Labour has intensified its anti-privatization stance on the NHS in the wake of rising concern over Miliband’s dwindling popularity. A recent YouGov survey indicated the Labour chief's support ratings have plunged beneath those of Liberal Democrat Leader Nick Clegg.
Current polls reveal the health service is a top concern for voters, many of whom associate Labour with its protection. As the countdown to the 2015 general election begins, the NHS is predicted to feature heavily in the party's campaign strategy.
Shadow Health Secretary Andy Burnham is expected to announce a vote on Labour MP Clive Efford’s anti-privatization bill on November 21. The bill will be heavily endorsed by Miliband and other senior party figures.
Burnham officially backed Efford'sproposed legislation during a visit to Rochester on Monday, where he spoke in support of Labour’s by-election candidateNaushabah Khan.
Addressing Labour supporters gathered in Rochester on Monday, Khan publicly pledged to“vote for Clive Efford's bill to stop the privatization of our NHS.”
— Labour South East (@SELabour) November 3, 2014
The anti-privitization bill is devised to remove the health service from the TTIP agenda, and repeal a number of coalition NHS reforms.

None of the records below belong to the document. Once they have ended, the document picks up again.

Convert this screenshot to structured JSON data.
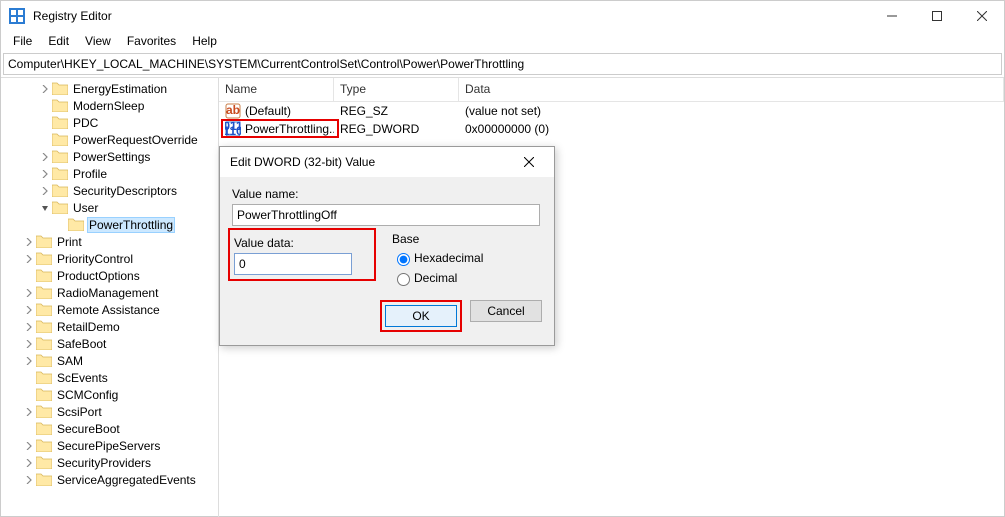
{
  "window": {
    "title": "Registry Editor",
    "min": "–",
    "max": "▢",
    "close": "✕"
  },
  "menu": [
    "File",
    "Edit",
    "View",
    "Favorites",
    "Help"
  ],
  "address": "Computer\\HKEY_LOCAL_MACHINE\\SYSTEM\\CurrentControlSet\\Control\\Power\\PowerThrottling",
  "tree": [
    {
      "depth": 2,
      "exp": ">",
      "label": "EnergyEstimation"
    },
    {
      "depth": 2,
      "exp": "",
      "label": "ModernSleep"
    },
    {
      "depth": 2,
      "exp": "",
      "label": "PDC"
    },
    {
      "depth": 2,
      "exp": "",
      "label": "PowerRequestOverride"
    },
    {
      "depth": 2,
      "exp": ">",
      "label": "PowerSettings"
    },
    {
      "depth": 2,
      "exp": ">",
      "label": "Profile"
    },
    {
      "depth": 2,
      "exp": ">",
      "label": "SecurityDescriptors"
    },
    {
      "depth": 2,
      "exp": "v",
      "label": "User"
    },
    {
      "depth": 3,
      "exp": "",
      "label": "PowerThrottling",
      "selected": true
    },
    {
      "depth": 1,
      "exp": ">",
      "label": "Print"
    },
    {
      "depth": 1,
      "exp": ">",
      "label": "PriorityControl"
    },
    {
      "depth": 1,
      "exp": "",
      "label": "ProductOptions"
    },
    {
      "depth": 1,
      "exp": ">",
      "label": "RadioManagement"
    },
    {
      "depth": 1,
      "exp": ">",
      "label": "Remote Assistance"
    },
    {
      "depth": 1,
      "exp": ">",
      "label": "RetailDemo"
    },
    {
      "depth": 1,
      "exp": ">",
      "label": "SafeBoot"
    },
    {
      "depth": 1,
      "exp": ">",
      "label": "SAM"
    },
    {
      "depth": 1,
      "exp": "",
      "label": "ScEvents"
    },
    {
      "depth": 1,
      "exp": "",
      "label": "SCMConfig"
    },
    {
      "depth": 1,
      "exp": ">",
      "label": "ScsiPort"
    },
    {
      "depth": 1,
      "exp": "",
      "label": "SecureBoot"
    },
    {
      "depth": 1,
      "exp": ">",
      "label": "SecurePipeServers"
    },
    {
      "depth": 1,
      "exp": ">",
      "label": "SecurityProviders"
    },
    {
      "depth": 1,
      "exp": ">",
      "label": "ServiceAggregatedEvents"
    }
  ],
  "list": {
    "headers": {
      "name": "Name",
      "type": "Type",
      "data": "Data"
    },
    "rows": [
      {
        "icon": "sz",
        "name": "(Default)",
        "type": "REG_SZ",
        "data": "(value not set)"
      },
      {
        "icon": "dw",
        "name": "PowerThrottling...",
        "type": "REG_DWORD",
        "data": "0x00000000 (0)",
        "highlight": true
      }
    ]
  },
  "dialog": {
    "title": "Edit DWORD (32-bit) Value",
    "valueNameLabel": "Value name:",
    "valueName": "PowerThrottlingOff",
    "valueDataLabel": "Value data:",
    "valueData": "0",
    "baseLabel": "Base",
    "hex": "Hexadecimal",
    "dec": "Decimal",
    "ok": "OK",
    "cancel": "Cancel"
  }
}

In particular, it will repeal ‘section 75’ rules that force the compulsory tendering of NHS contracts, terminate the freedom that permits NHS hospitals to generate substantial earnings from treating private patients, and place the responsibility for the NHS back in the hands of the secretary of state.
The British government backs TTIP, claiming it could add billions to the economy by reducing regulations and other barriers to trade. It denies allegations the deal could result in the permanent privatization of the NHS, and rejects the argument it is driven by the agenda of multinational firms bent on increased market deregulation.
But as EU-US negotiations continue, a cross-border EU campaign against TTIP is gathering momentum. Environmentalists, trade unions, and left-wing political parties in Britain and beyond continue to collectively voice their opposition to the deal.